Giocando d'anticipo il presidente, Cesare Geronzi, ha ribadito un concetto che da qualche tempo gli è particolarmente caro. «Non ho alcun interesse alla presidenza di Generali», ha detto mercoledì scorso, liquidando con una battuta l'insistenza delle indiscrezioni che lo candidano a prendere il posto di Bernheim nonostante le smentite: «Non c'è peggior sordo di chi non vuol sentire». In Mediobanca, competente a trattare la materia è il comitato nomine, di cui fanno parte lo stesso Geronzi, l'amministratore delegato Alberto Nagel, il direttore generale Renato Pagliaro, Dieter Rampl (UniCredit), l'imprenditore Roberto Bertazzoni (indipendente ma molto vicino all'amministratore delegato di UniCredit, Alessandro Profumo), Marco Tronchetti Provera e Vincent Bolloré.

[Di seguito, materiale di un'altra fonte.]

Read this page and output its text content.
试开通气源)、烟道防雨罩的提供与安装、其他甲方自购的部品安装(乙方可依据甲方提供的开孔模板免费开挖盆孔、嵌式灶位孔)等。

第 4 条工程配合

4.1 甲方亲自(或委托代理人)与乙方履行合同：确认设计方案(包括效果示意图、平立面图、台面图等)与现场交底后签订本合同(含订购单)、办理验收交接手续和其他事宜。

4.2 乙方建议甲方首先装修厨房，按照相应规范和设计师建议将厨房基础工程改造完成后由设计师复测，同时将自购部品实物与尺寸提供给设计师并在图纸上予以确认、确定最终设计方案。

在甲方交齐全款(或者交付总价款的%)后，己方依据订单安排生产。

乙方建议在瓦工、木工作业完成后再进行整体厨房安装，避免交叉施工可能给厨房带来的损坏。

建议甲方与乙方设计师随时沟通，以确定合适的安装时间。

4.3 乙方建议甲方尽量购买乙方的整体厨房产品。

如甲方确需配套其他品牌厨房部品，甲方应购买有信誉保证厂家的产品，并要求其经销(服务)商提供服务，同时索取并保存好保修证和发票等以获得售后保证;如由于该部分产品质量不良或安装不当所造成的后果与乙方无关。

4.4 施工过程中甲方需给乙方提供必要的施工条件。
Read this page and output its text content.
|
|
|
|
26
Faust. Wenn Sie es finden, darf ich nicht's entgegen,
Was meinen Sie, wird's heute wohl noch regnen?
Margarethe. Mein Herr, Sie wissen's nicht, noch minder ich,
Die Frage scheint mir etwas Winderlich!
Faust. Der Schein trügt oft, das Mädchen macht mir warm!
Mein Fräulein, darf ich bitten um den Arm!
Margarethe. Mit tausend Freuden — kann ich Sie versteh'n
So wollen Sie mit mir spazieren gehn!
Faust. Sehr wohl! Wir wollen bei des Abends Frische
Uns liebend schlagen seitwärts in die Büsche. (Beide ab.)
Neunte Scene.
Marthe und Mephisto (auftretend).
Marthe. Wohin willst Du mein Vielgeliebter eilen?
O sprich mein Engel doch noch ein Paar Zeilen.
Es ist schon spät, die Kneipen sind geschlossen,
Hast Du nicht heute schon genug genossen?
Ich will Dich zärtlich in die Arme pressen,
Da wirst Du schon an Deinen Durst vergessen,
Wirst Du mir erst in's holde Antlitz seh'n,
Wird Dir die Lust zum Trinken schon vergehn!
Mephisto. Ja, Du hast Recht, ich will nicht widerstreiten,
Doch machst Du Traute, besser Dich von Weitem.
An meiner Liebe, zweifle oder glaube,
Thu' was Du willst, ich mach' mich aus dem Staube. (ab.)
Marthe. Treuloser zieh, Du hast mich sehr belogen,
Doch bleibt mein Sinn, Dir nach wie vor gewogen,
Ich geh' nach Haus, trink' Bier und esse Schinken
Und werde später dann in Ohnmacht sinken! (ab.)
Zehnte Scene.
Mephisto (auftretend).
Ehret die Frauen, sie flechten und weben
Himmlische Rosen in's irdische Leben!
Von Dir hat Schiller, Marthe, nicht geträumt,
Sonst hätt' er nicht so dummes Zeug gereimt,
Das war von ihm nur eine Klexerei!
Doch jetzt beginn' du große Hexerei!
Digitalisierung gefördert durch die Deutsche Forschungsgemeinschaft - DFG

Proprio Bolloré, capofila dei soci francesi di Mediobanca, viene considerato l'ambasciatore che dovrebbe convincere Bernheim ad accettare il passaggio delle consegne, magari reso più accettabile da una ricca presidenza onoraria. Ma non è così facile, soprattutto perché Bollorè è legato a Bernheim da vincoli di straordinaria familiarità. Decisi a contare, infine, sono gli altri azionisti privati di peso: Francesco Gaetano Caltagirone (che continua ad incrementare la partecipazione), Lorenzo Pellicioli (indicato da Marco Drago di De Agostini), Leonardo Del Vecchio. Con una possibilità: e cioè che, sciolto il nodo del presidente, venga affrontato quello degli amministratori delegati.